Qu'est-ce que la mise à pied conservatoire ?
Définition
La mise à pied prononcée à titre conservatoire, ou plus simplement, "mise à pied conservatoire", est une mesure provisoire permettant à un employeur de suspendre le contrat de travail du salarié lorsque celui-ci a commis une faute rendant son maintien dans l'entreprise impossible.
Cadre légal
Prévue par le Code du travail (1), cette mesure est nécessairement suivie d'une procédure disciplinaire pour décider du sort du salarié, pouvant aller jusqu'à la rupture de son contrat de travail. Autrement dit, cette mise à pied ne peut pas être le résultat d'une procédure disciplinaire.
Dans tous les cas, la mise à pied conservatoire n'est pas une sanction disciplinaire. C'est une mesure provisoire prise dans l'attente d'une sanction disciplinaire.
Elle permet à l'employeur de bénéficier d'un temps de réflexion en s'assurant que le salarié fautif ne puisse pas nuire à l'entreprise pendant ce délai.

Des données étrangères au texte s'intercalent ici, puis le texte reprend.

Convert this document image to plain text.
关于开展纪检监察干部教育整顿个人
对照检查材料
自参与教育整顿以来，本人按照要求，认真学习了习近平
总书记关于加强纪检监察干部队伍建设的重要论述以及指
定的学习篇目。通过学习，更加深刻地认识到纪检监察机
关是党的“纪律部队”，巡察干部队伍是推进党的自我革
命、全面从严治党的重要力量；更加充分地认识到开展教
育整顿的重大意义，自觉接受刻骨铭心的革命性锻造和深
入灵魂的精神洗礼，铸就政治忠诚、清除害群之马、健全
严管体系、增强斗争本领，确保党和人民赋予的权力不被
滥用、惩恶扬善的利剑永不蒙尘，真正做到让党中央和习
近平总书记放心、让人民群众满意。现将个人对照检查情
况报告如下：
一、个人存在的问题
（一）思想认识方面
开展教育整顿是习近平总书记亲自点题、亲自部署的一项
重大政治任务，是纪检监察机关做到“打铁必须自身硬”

Sa nature est donc préventive.
⚠ Attention : la mise à pied conservatoire ne doit pas être confondue avec la procédure de mise à pied disciplinaire.
Quelle est la différence entre une mise à pied conservatoire et une mise à pied disciplinaire ?
La différence fondamentale entre une mise à pied conservatoire et une mise à pied disciplinaire réside dans leur nature :
- la première est une mesure préventive ;
- la seconde est une mesure corrective (disciplinaire).
De cette différence découlent plusieurs conséquences qu'il convient de connaître afin de ne pas commettre d'erreur de procédure.
💡 Bon à savoir : une mise à pied disciplinaire peut tout à fait être prononcée après une mise à pied conservatoire.
Pour en savoir davantage, consultez notre étude dédiée à cette question : Quelle mise à pied pour votre salarié : conservatoire ou disciplinaire ?
Quels sont les effets immédiats de la mise à pied conservatoire sur le contrat de travail du salarié ?
Suspension du contrat de travail
L'impact le plus important d'une mise à pied conservatoire est la suspension du contrat de travail du salarié.
En d'autres termes, une fois que la mesure est prononcée, le salarié n'a plus à venir travailler au sein de l'entreprise. Il en est exclu provisoirement, le temps que soit prononcée une sanction à son encontre.
Suspension de la rémunération
Puisque son contrat de travail est suspendu et qu'il ne travaille pas, le salarié ne perçoit pas de rémunération.
En revanche, ce n'est pas parce qu'une mise à pied conservatoire est prononcée que le salarié perdra automatiquement et définitivement la rémunération afférente à la période de suspension du contrat de travail.
Effectivement, toutes les procédures qui n'aboutissent pas à un licenciement pour faute lourde ou faute grave doivent donner lieu à restitution de la rémunération correspondant à la période d'exclusion (retrouvez le détail au sein de notre dossier).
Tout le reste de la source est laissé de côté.